Sparkling Parisian streets, opulent feasts, wandering orphans, kindly monks, oysters, bonbons, flickering desire, and more than a little this collection of stories proves that the French have truly mastered Christmas.
Bringing together the best French Christmas stories of all time, this lovely book includes classics by Guy de Maupassant and Alphonse Daudet, plus stories by the esteemed twentieth-century author Irène Némirovsky and contemporary writers Dominique Fabre and Jean-Philippe Blondel.
Let these generous, joyous stories transport you and your loved ones into the heart of a very French Christmas.
“Festive tales” is a misleading description on the book’s cover. The tales were either miserable or dreary and depressing, with little in the way of seasonal joy.
This book collects together a selection of French Christmas stories, from the classic to the modern.
I have a lot of mixed feelings with this one. I loved two of the stories: The Gift - a modern story - and I Take Supper With My Wife - an older story. Both of these were fun, festive and full of joy. They had happy endings and definitely captured the magic of family and friends at Christmas. The rest of the stories felt... Less festive. I was struck by how sad they were, covering themes of loss and grief and loneliness with no resolution. The stories were well written, and certainly carried important messages. They were just not what I was expecting, not what I wanted from a Christmas book
Unfortunately, I was a bit disappointed in this collection. There are 14 tales and I’d say that only about 4 of them are uplifting or heartwarming. The rest are miserable and depressing, not in keeping with the Christmas spirit at all.
Maybe this is simply a trademark of French story writers, often praised for gritty realism as in Les Misérables, for example. Possibly the mix of stories doesn’t quite work for a modern audience due to a large proportion of them being written in the early 1800s, when morality tales were very popular.
Overall, it was novel to see a different spin on Christmas tales, but I wish they hadn’t all been so sad!

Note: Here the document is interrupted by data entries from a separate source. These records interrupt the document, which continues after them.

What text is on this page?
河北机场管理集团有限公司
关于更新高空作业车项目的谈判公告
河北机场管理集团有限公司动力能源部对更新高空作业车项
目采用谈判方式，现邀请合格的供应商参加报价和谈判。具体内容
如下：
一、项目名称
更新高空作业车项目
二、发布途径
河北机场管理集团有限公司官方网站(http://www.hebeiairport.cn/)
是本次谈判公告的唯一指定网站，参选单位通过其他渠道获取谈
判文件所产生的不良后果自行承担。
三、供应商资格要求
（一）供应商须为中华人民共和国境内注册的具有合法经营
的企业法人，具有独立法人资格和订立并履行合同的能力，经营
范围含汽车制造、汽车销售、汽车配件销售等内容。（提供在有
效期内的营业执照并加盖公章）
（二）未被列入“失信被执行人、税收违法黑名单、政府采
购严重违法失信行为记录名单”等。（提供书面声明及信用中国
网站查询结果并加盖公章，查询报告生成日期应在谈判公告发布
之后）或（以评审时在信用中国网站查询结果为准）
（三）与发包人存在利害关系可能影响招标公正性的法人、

This is a fantastic little collection of short stories written by French authors, predominantly in the 1800s, but there are a couple of modern ones as well. It is a great opportunity to experience different authors I previously had not heard of and also to hear about Christmas traditions in France.
I think I will keep an eye out for the others in the series (Italian, German, Scandinavian etc)
Exactly what you’d expect from a collection of Christmas-related short stories.
Although maybe the most interesting part of the book was the description of featured authors at the end (my favourite — Alphonse Daudet, “founder of the National Anti-Semitic League of France” who “wrote extensively about his experience living with syphilis”. Who else to write about kindness and the joy of giving?)
An interesting seasonal mix from a varied range of french authors - the stories, from the humorous to sad span a couple of hundred years and several writing styles.
Left it halfway. A beautiful cover, atrocious stories. Abandoned suicidal school boys, immoral elderly cheaters, gloom, dread, pettiness, and disdain. A Christmas with a French twist? Second half next year, hope it gets better.
The cover is totally misleading and it is definitely not a Joyeux Noël!! Not good. I kept hoping I’d find a story that would redeem the whole book. I didn't.